Eine Ausnahme beim Sendungsstopp bildete die Übertragung des Eurovision Song Contests aus Kiew am 13. Mai, für die extra noch einmal ein IBA-Team abgestellt wurde. IBA-Moderator Ofer Nachschon verabschiedete sich emotional aus Jerusalem von den europäischen Zuschauern und Kollegen. "Hier ist IBA Kanal 1 aus Jerusalem. In den letzten 44 Jahren hat sich Israel am Eurovision Song Contest beteiligt und dreimal gewonnen. Aber heute Abend ist unser letzter Abend", sagte er. IBA war seit 1957 Mitglied der Europäischen Rundfunkunion (EBU). Eine Mitgliedschaft von IPBC ist noch nicht geklärt.

Ungeklärte Fragen

Auch andere Fragen des neuen Rundfunks sind noch offen. In der Nacht vom 10. zum 11. Mai billigte die Knesset eine Rundfunkgesetznovelle nach sechsstündiger Debatte mit 43 zu 33 Stimmen. Sie sieht die Aufspaltung des neuen Rundfunks IPBC in zwei unabhängige Unternehmen vor. Demnach sollen die Nachrichtenbereiche in Radio und Fernsehen und die digitalen Medien später in einem separaten Unternehmen unter Chefredakteur Baruch Shai zusammengefasst und vom übrigen IPBC getrennt werden. Dort sollen dann der Rest des Fernsehens, vor allem Unterhaltung, sechs Hörfunksender und die arabischsprachigen Medien verbleiben.

Allerdings kassierte das Oberste Gericht Israels am 14. Mai vorläufig die Trennungsnovelle durch eine einstweilige Verfügung aufgrund einer Petition, die unter anderem vom oppositionellen Knesset-Abgeordneten Eitan Cabel (Zionistische Union) eingebracht wurde. Damit konnte am 15. Mai Kan mit einem Vollprogramm einschließlich Nachrichten und aktuellen Sendungen starten. Auch der IPBC-Vorsitzende Gil Omer und IPBC-Generaldirektor Eldad Koblenz, die bereits 2015 gewählt wurden, hatten sich für die Petition und eine einheitliche neue Rundfunkanstalt eingesetzt. Omer bezeichnete die Novelle als "schlecht, unangemessen, ungerecht und illegal".

Die Gesetzesnovelle geht auf einen Deal zwischen Netanjahu und seinem Finanzminister Moshe Kahlon (Kulanu-Partei) von Ende März zurück.

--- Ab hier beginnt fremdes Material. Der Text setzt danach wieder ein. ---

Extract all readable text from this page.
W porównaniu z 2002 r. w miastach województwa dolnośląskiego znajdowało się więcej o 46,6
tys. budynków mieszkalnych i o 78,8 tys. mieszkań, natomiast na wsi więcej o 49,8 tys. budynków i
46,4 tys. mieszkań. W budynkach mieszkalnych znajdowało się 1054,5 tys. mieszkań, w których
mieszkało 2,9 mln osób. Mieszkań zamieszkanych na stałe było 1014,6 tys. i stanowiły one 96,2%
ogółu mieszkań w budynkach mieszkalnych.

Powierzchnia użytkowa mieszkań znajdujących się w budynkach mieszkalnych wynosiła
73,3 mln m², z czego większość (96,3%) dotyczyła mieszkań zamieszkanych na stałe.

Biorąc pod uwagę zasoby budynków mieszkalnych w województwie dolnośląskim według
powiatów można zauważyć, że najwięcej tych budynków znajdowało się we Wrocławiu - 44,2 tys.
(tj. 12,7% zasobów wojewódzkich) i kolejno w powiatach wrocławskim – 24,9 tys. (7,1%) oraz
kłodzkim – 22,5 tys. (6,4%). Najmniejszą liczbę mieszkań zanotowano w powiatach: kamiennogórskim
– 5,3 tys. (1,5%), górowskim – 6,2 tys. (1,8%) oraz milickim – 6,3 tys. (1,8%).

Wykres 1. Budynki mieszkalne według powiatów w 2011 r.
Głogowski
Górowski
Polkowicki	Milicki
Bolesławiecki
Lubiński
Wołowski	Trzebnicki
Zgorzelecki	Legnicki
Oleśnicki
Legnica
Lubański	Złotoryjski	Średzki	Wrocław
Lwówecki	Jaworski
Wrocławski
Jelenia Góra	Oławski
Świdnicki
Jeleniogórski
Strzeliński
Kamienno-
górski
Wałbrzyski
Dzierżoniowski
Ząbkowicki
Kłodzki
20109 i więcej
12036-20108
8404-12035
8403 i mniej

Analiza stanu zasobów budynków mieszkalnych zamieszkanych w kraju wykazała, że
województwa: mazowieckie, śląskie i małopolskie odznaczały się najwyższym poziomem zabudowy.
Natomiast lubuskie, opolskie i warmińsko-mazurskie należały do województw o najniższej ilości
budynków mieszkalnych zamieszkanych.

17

Während Kahlon den neuen Rundfunksender IPBC verteidigte, wollte Netanjahu, da er seinen Einfluss auf IPBC als zu gering einschätzte, eine Rückkehr zur IBA und drohte sogar mit dem Ende der Regierungskoalition und Neuwahlen.

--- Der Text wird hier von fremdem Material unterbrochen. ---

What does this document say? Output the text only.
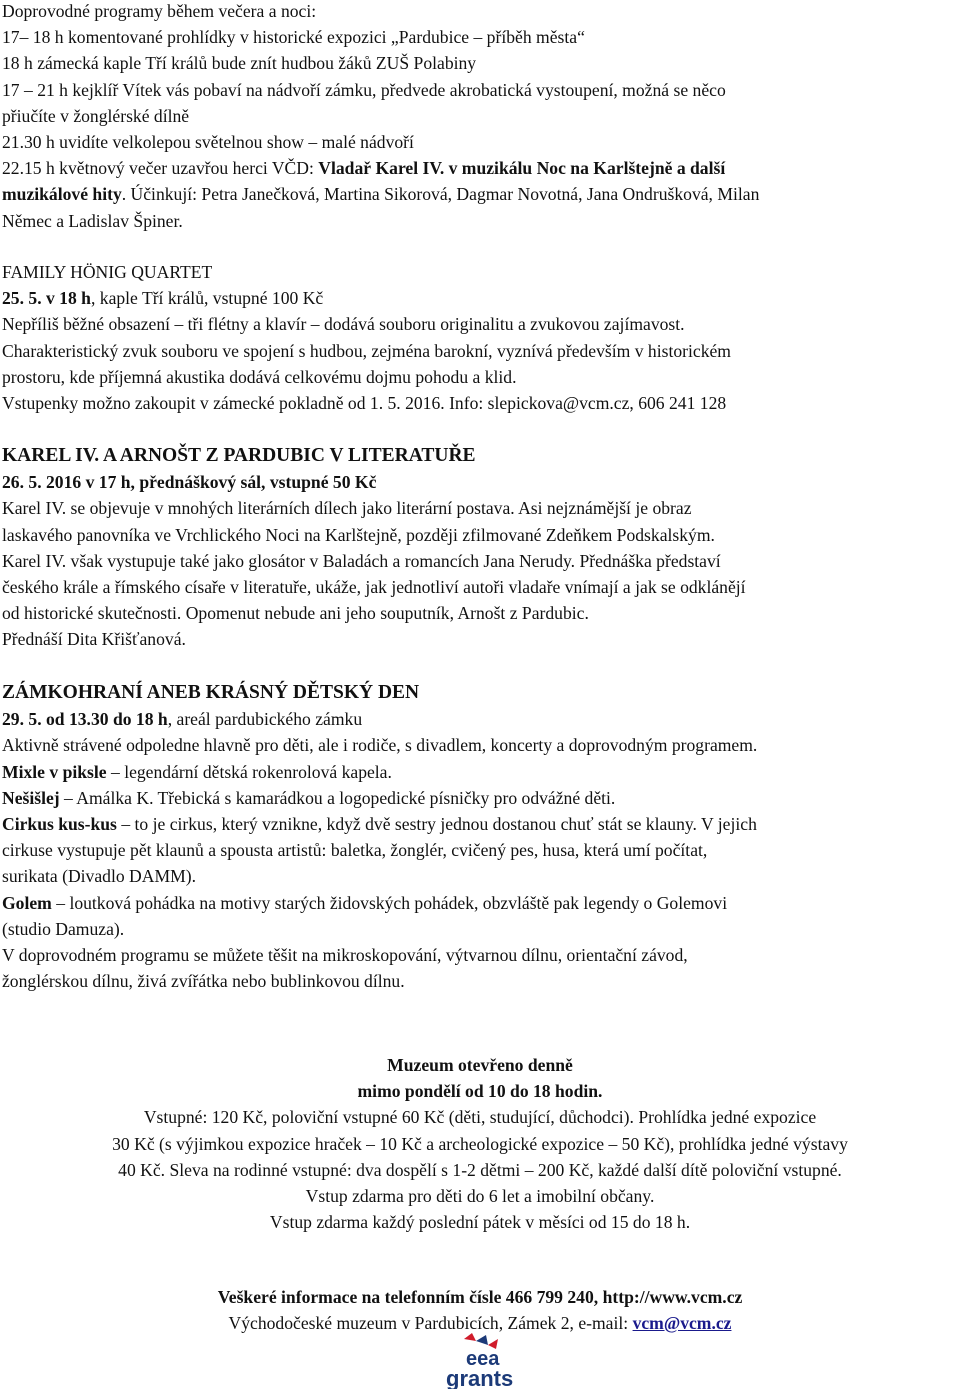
Doprovodné programy během večera a noci:
17– 18 h komentované prohlídky v historické expozici „Pardubice – příběh města“
18 h zámecká kaple Tří králů bude znít hudbou žáků ZUŠ Polabiny
17 – 21 h kejklíř Vítek vás pobaví na nádvoří zámku, předvede akrobatická vystoupení, možná se něco
přiučíte v žonglérské dílně
21.30 h uvidíte velkolepou světelnou show – malé nádvoří
22.15 h květnový večer uzavřou herci VČD: Vladař Karel IV. v muzikálu Noc na Karlštejně a další
muzikálové hity. Účinkují: Petra Janečková, Martina Sikorová, Dagmar Novotná, Jana Ondrušková, Milan
Němec a Ladislav Špiner.
FAMILY HÖNIG QUARTET
25. 5. v 18 h, kaple Tří králů, vstupné 100 Kč
Nepříliš běžné obsazení – tři flétny a klavír – dodává souboru originalitu a zvukovou zajímavost.
Charakteristický zvuk souboru ve spojení s hudbou, zejména barokní, vyznívá především v historickém
prostoru, kde příjemná akustika dodává celkovému dojmu pohodu a klid.
Vstupenky možno zakoupit v zámecké pokladně od 1. 5. 2016. Info: slepickova@vcm.cz, 606 241 128
KAREL IV. A ARNOŠT Z PARDUBIC V LITERATUŘE
26. 5. 2016 v 17 h, přednáškový sál, vstupné 50 Kč
Karel IV. se objevuje v mnohých literárních dílech jako literární postava. Asi nejznámější je obraz
laskavého panovníka ve Vrchlického Noci na Karlštejně, později zfilmované Zdeňkem Podskalským.
Karel IV. však vystupuje také jako glosátor v Baladách a romancích Jana Nerudy. Přednáška představí
českého krále a římského císaře v literatuře, ukáže, jak jednotliví autoři vladaře vnímají a jak se odklánějí
od historické skutečnosti. Opomenut nebude ani jeho souputník, Arnošt z Pardubic.
Přednáší Dita Křišťanová.
ZÁMKOHRANÍ ANEB KRÁSNÝ DĚTSKÝ DEN
29. 5. od 13.30 do 18 h, areál pardubického zámku
Aktivně strávené odpoledne hlavně pro děti, ale i rodiče, s divadlem, koncerty a doprovodným programem.
Mixle v piksle – legendární dětská rokenrolová kapela.
Nešišlej – Amálka K. Třebická s kamarádkou a logopedické písničky pro odvážné děti.
Cirkus kus-kus – to je cirkus, který vznikne, když dvě sestry jednou dostanou chuť stát se klauny. V jejich
cirkuse vystupuje pět klaunů a spousta artistů: baletka, žonglér, cvičený pes, husa, která umí počítat,
surikata (Divadlo DAMM).
Golem – loutková pohádka na motivy starých židovských pohádek, obzvláště pak legendy o Golemovi
(studio Damuza).
V doprovodném programu se můžete těšit na mikroskopování, výtvarnou dílnu, orientační závod,
žonglérskou dílnu, živá zvířátka nebo bublinkovou dílnu.
Muzeum otevřeno denně
mimo pondělí od 10 do 18 hodin.
Vstupné: 120 Kč, poloviční vstupné 60 Kč (děti, studující, důchodci). Prohlídka jedné expozice
30 Kč (s výjimkou expozice hraček – 10 Kč a archeologické expozice – 50 Kč), prohlídka jedné výstavy
40 Kč. Sleva na rodinné vstupné: dva dospělí s 1-2 dětmi – 200 Kč, každé další dítě poloviční vstupné.
Vstup zdarma pro děti do 6 let a imobilní občany.
Vstup zdarma každý poslední pátek v měsíci od 15 do 18 h.
Veškeré informace na telefonním čísle 466 799 240, http://www.vcm.cz
Východočeské muzeum v Pardubicích, Zámek 2, e-mail: vcm@vcm.cz
eea
grants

Von den 1.050 IBA-Mitarbeitern wurden bisher von IPBC 440 übernommen. Die Zahl kann noch auf 510 steigen, wie die israelische Tageszeitung "Haaretz" berichtete. Auch Staatspräsident Reuven Rivlin unterstrich, dass es "ohne öffentlich-rechtlichen Rundfunk keine Demokratie" gäbe. Letztlich sei "die Öffentlichkeit die Autorität für den Rundfunk".

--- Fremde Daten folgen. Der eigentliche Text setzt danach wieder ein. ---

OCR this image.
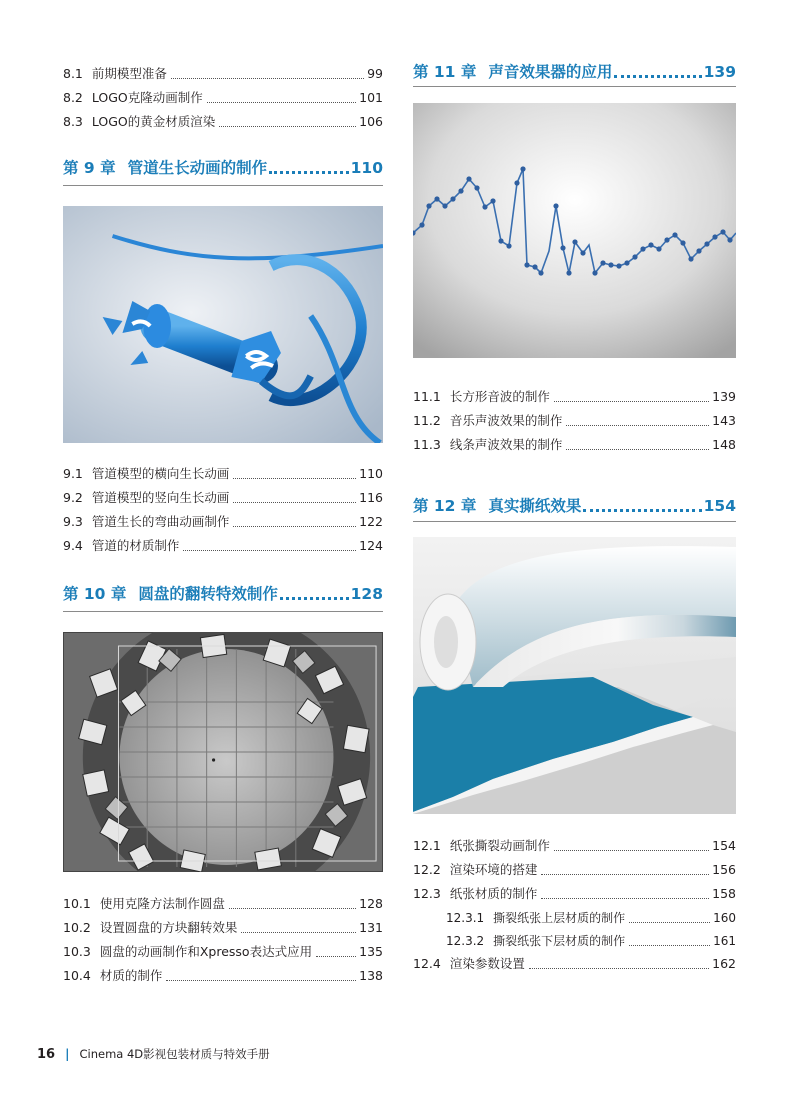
8.1 前期模型准备	99
8.2 LOGO克隆动画制作	101
8.3 LOGO的黄金材质渲染	106
第 9 章 管道生长动画的制作	110
9.1 管道模型的横向生长动画	110
9.2 管道模型的竖向生长动画	116
9.3 管道生长的弯曲动画制作	122
9.4 管道的材质制作	124
第 10 章 圆盘的翻转特效制作	128
10.1 使用克隆方法制作圆盘	128
10.2 设置圆盘的方块翻转效果	131
10.3 圆盘的动画制作和Xpresso表达式应用	135
10.4 材质的制作	138
第 11 章 声音效果器的应用	139
11.1 长方形音波的制作	139
11.2 音乐声波效果的制作	143
11.3 线条声波效果的制作	148
第 12 章 真实撕纸效果	154
12.1 纸张撕裂动画制作	154
12.2 渲染环境的搭建	156
12.3 纸张材质的制作	158
12.3.1 撕裂纸张上层材质的制作	160
12.3.2 撕裂纸张下层材质的制作	161
12.4 渲染参数设置	162
16 | Cinema 4D影视包装材质与特效手册
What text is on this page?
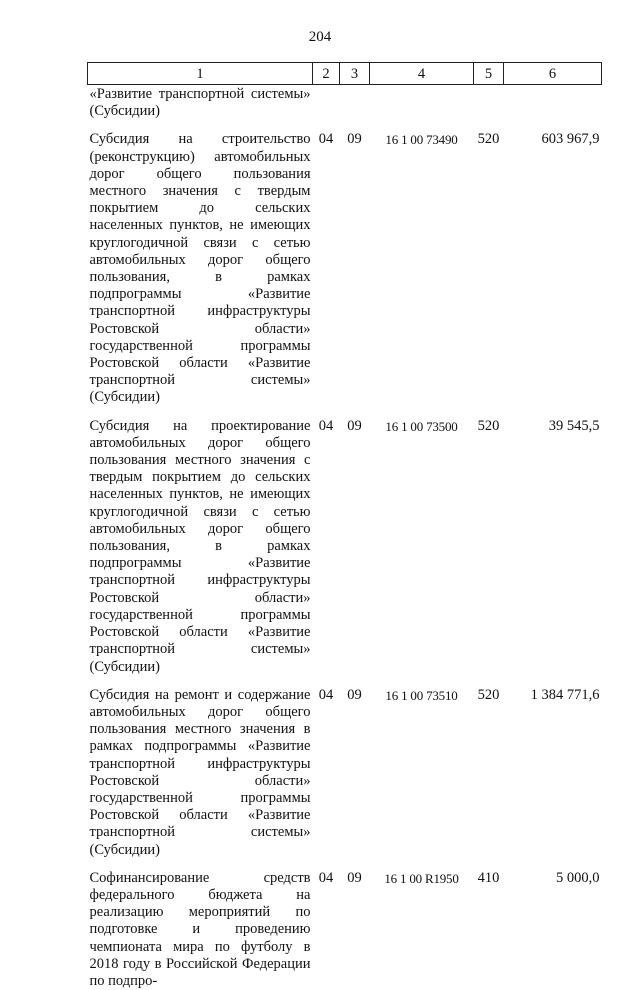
204
1	2	3	4	5	6
«Развитие транспортной системы» (Субсидии)					
Субсидия на строительство (реконструкцию) автомобильных дорог общего пользования местного значения с твердым покрытием до сельских населенных пунктов, не имеющих круглогодичной связи с сетью автомобильных дорог общего пользования, в рамках подпрограммы «Развитие транспортной инфраструктуры Ростовской области» государственной программы Ростовской области «Развитие транспортной системы» (Субсидии)	04	09	16 1 00 73490	520	603 967,9
Субсидия на проектирование автомобильных дорог общего пользования местного значения с твердым покрытием до сельских населенных пунктов, не имеющих круглогодичной связи с сетью автомобильных дорог общего пользования, в рамках подпрограммы «Развитие транспортной инфраструктуры Ростовской области» государственной программы Ростовской области «Развитие транспортной системы» (Субсидии)	04	09	16 1 00 73500	520	39 545,5
Субсидия на ремонт и содержание автомобильных дорог общего пользования местного значения в рамках подпрограммы «Развитие транспортной инфраструктуры Ростовской области» государственной программы Ростовской области «Развитие транспортной системы» (Субсидии)	04	09	16 1 00 73510	520	1 384 771,6
Софинансирование средств федерального бюджета на реализацию мероприятий по подготовке и проведению чемпионата мира по футболу в 2018 году в Российской Федерации по подпро-	04	09	16 1 00 R1950	410	5 000,0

Im Mai 1948 wurde mit der Gründung des Staates Israel der Hörfunksender Kol Yisrael gestartet. 1951 wurde der Sendername in Israel Broadcasting Service (IBS) geändert. Mit der Verabschiedung des Rundfunkgesetzes im Juni 1965 entstand dann die Israel Broadcasting Authority (IBA). Erst im Mai 1968 kam zum Hörfunk das Fernsehen hinzu. Bis in die 90er Jahre verfügte die IBA über ein Rundfunkmonopol, das durch den Start kommerzieller Sender beendet wurde.